MEC regulamenta programa “Juros por Educação” para expandir ensino técnico e reduzir dívidas estaduais
© Marcelo Camargo/Agência Brasil
O Ministério da Educação (MEC) oficializou, por meio de portaria publicada no Diário Oficial da União, o programa Juros por Educação. A iniciativa visa permitir que os estados brasileiros reduzam os juros de suas dívidas com a União, mediante investimentos e cumprimento de metas de expansão de matrículas na Educação Profissional e Tecnológica (EPT) de nível médio e melhorias na infraestrutura dos cursos técnicos.
O programa tem como objetivo central aumentar a produtividade e gerar novas oportunidades profissionais, impulsionando o crescimento das matrículas na educação técnica estadual, em consonância com o Plano Nacional de Educação (PNE). Serão contemplados estudantes do ensino médio articulado à EPT, aqueles que já concluíram o ensino médio e buscam um curso técnico, e alunos da Educação de Jovens e Adultos (EJA) no ensino médio integrado à educação profissional.
Após a renegociação das dívidas, os estados e o Distrito Federal definirão, em conjunto com o MEC, metas anuais de implantação e expansão de matrículas, com base no déficit de matrículas de cada estado, ajustadas pela população estadual, conforme dados do Censo Demográfico de 2022 do IBGE. A portaria especifica que apenas matrículas nas redes estaduais de EPT serão consideradas, e somente matrículas criadas após a adesão ao programa serão validadas, mediante registro de frequência do aluno. O não cumprimento da meta em um ano implicará na redistribuição do saldo devedor para os anos seguintes.
Os estados deverão destinar, no mínimo, 60% dos recursos economizados com a dívida com a União para o ensino técnico, percentual que poderá ser reduzido para 30% em casos excepcionais. Os recursos poderão ser investidos em “obras, ampliações de escolas estaduais que ofertam EPT; e compra de equipamentos/tecnologia”, além de “pagamento de pessoal vinculado à expansão das matrículas, material didático, bolsas de permanência para alunos e formação de professores.”
Anualmente, os estados deverão apresentar um Plano de Aplicação detalhado, especificando os municípios, tipos de cursos e cronograma de investimentos. Esse plano deverá ser enviado em até 30 dias após a adesão ao programa. A transparência será garantida por meio de balanços semestrais (janeiro e julho) e um relatório anual ao MEC. As matrículas e planos de aplicação deverão ser registrados e validados no Sistema Nacional de Informações da Educação Profissional e Tecnológica (Sistec).

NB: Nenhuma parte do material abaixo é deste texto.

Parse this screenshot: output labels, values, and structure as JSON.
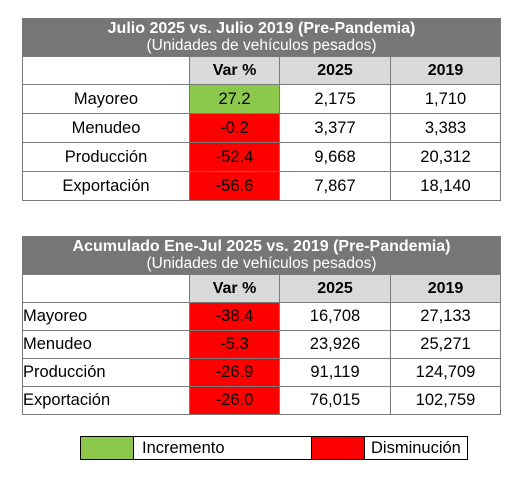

Os cursos poderão ser oferecidos diretamente pelos estados e Distrito Federal ou em parceria com outras instituições de ensino da EPT, como o Sistema S ou escolas privadas, mantendo a unidade da federação a responsabilidade pela qualidade e fiscalização.
O Juros por Educação integra o Programa de Pleno Pagamento de Dívidas dos Estados (Propag), instituído pela Lei Complementar nº 212/2025, que permite a renegociação de dívidas com a União e investimentos em áreas estratégicas, como a EPT de nível médio. O governo federal pretende, com o programa, “promover a formação de jovens para o mundo do trabalho e, com isso, fomentar a inclusão social e econômica por meio da educação”.